Already, the stock market is posting its highest return now than in any other recovery since 1945, he said. In the past year, new jobs have been added at a faster rate than the previous two years. Unemployment has gone from 9.1 percent to 8.1 percent and he is forecasting a drop in unemployment to 7.7 by year’s end.
“Consumer confidence is at a four-year high now,” he said.
Much of the “crisis” stories are pounding away at the fact that this is a presidential election year and the future is uncertain and the looming expiration of the so-called Bush tax cuts, he said. He waves it off. He points to the jump in housing and auto sales and the improving job market. State revenue is up; household net worth is up; debt is down; lending is up – all huge changes from one year ago, he said. And, all of it tracking the same as it has in past economic recoveries.
“This is the brass ring of elections,” he said. “Whoever wins will be a hero. The next four years will be so much better than the last four years.”
The good news in the local economy that mirrors national trends: more spending on new cars and houses. People in Colorado Springs bought more cars, electronics, furniture and clothing in 2011, which helped increase retail sales by 8.5 percent, or $1 billion, to $13.8 billion.
And, by year’s end, single family permits are expected to be up 47 percent over 2011. In the first eight months of this year, there have been more housing permits issued than all of last year.

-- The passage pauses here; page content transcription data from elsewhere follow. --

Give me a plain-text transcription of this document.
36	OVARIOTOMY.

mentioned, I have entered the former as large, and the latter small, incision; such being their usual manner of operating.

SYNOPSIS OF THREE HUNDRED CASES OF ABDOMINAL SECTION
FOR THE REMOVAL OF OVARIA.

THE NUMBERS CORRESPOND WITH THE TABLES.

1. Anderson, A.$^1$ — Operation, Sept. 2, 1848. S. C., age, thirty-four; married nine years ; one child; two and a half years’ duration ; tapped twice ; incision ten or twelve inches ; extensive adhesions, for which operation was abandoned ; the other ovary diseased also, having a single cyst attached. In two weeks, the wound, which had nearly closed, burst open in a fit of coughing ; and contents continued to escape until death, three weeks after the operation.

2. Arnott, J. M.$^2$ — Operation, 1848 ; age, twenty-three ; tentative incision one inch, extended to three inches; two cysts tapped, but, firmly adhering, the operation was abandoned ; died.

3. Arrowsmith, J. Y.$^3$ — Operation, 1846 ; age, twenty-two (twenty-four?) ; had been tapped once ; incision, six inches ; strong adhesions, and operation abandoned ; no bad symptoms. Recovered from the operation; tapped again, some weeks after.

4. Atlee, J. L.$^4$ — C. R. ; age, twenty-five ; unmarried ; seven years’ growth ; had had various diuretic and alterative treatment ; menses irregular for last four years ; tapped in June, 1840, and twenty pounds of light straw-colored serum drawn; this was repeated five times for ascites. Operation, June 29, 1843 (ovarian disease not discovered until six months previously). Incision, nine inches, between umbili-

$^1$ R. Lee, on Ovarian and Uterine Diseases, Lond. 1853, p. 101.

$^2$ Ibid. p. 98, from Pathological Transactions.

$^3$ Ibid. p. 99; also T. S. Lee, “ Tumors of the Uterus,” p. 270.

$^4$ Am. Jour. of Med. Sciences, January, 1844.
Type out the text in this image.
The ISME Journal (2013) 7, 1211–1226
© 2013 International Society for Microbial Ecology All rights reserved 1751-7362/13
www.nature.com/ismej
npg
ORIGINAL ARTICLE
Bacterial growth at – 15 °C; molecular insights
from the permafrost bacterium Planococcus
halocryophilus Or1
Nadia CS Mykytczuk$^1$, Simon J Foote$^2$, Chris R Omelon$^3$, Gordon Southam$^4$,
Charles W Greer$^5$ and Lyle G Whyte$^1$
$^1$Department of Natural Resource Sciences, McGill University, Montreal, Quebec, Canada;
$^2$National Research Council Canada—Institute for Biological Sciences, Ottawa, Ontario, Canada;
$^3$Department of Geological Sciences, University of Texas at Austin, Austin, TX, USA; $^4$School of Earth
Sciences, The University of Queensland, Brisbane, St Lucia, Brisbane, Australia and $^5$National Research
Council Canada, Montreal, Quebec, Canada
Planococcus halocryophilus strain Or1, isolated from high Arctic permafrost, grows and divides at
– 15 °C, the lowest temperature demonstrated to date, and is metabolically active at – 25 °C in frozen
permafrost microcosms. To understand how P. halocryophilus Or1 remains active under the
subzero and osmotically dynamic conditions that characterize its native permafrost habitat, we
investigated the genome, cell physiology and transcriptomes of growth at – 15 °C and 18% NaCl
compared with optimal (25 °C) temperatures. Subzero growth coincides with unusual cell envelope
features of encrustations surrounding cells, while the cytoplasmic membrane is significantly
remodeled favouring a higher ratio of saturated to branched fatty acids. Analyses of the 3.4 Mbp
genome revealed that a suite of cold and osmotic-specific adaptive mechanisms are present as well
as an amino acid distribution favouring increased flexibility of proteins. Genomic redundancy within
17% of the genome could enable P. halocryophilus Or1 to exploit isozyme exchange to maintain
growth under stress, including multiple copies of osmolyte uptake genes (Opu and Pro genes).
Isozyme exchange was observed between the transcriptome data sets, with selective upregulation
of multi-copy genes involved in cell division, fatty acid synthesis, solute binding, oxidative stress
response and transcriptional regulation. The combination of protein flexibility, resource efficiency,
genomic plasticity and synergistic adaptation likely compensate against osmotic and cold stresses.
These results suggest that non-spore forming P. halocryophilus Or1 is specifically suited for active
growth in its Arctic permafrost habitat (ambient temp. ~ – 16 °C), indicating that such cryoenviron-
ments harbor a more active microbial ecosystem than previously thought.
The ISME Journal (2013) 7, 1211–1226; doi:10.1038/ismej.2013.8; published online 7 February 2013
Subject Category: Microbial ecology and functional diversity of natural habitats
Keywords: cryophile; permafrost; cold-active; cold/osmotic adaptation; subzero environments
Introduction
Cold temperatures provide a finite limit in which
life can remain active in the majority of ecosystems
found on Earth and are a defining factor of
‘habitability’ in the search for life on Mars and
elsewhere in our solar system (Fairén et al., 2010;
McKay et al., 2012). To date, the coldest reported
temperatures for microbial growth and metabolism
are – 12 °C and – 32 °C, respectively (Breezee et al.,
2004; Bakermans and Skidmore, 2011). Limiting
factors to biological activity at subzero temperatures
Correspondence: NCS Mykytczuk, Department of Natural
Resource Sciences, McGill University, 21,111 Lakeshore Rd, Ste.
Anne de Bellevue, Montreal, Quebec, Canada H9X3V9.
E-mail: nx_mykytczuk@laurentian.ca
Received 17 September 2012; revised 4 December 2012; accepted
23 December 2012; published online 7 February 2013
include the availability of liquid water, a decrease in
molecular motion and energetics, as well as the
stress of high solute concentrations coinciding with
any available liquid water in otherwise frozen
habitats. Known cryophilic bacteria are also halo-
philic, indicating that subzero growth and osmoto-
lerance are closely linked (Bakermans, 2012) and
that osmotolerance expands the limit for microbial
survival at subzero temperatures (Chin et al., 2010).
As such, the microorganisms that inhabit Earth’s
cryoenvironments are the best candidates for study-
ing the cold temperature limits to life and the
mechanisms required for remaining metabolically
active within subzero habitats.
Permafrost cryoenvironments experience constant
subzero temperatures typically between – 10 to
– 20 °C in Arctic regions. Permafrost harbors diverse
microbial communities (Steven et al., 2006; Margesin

The reasons vary from pent-up demand to the historically low interest rates of 3.5 percent. And apartment buildings are having their strongest year since 2002 and expected to end the year at 750 units.
However, Colorado Springs’ unemployment is higher than the country and the state. And while manufacturing jobs have grown in the state, they have declined in El Paso County, said Fred Crowley, senior economist with the Southern Colorado Economic Forum.
The county showed meager job growth, declining wages and loss of primary jobs. And the county – home to four military installations – faces possible cuts in military expenditures that could bear down on the local economy through the Budget Control Act of 2011.
Employment in 2011 was 272,828 – only 266 more than employment in 2010. And as of July, employment fell to 266,729.
“That’s terrible – there is no other way to describe that,” Crowley said.
Per capita income saw a slight increase of 1.2 percent. But, real wages in 2011 went down nearly $850 from the previous year. And, the average wage in El Paso County is 11 percent below the state average of $49,088.
There is a continuing decline in primary jobs—jobs that contribute to production of goods sold outside of the county. In 2001, primary jobs represented about 29 percent of all jobs and 39 percent of all wages. By 2011, primary jobs provided 25 percent of all jobs and 40 percent of wages.
In the next 10 years, El Paso County is projected to add 10,000 new jobs. At the same time the population is expected to increase by 125,000. Job growth is not keeping up, Crowley said.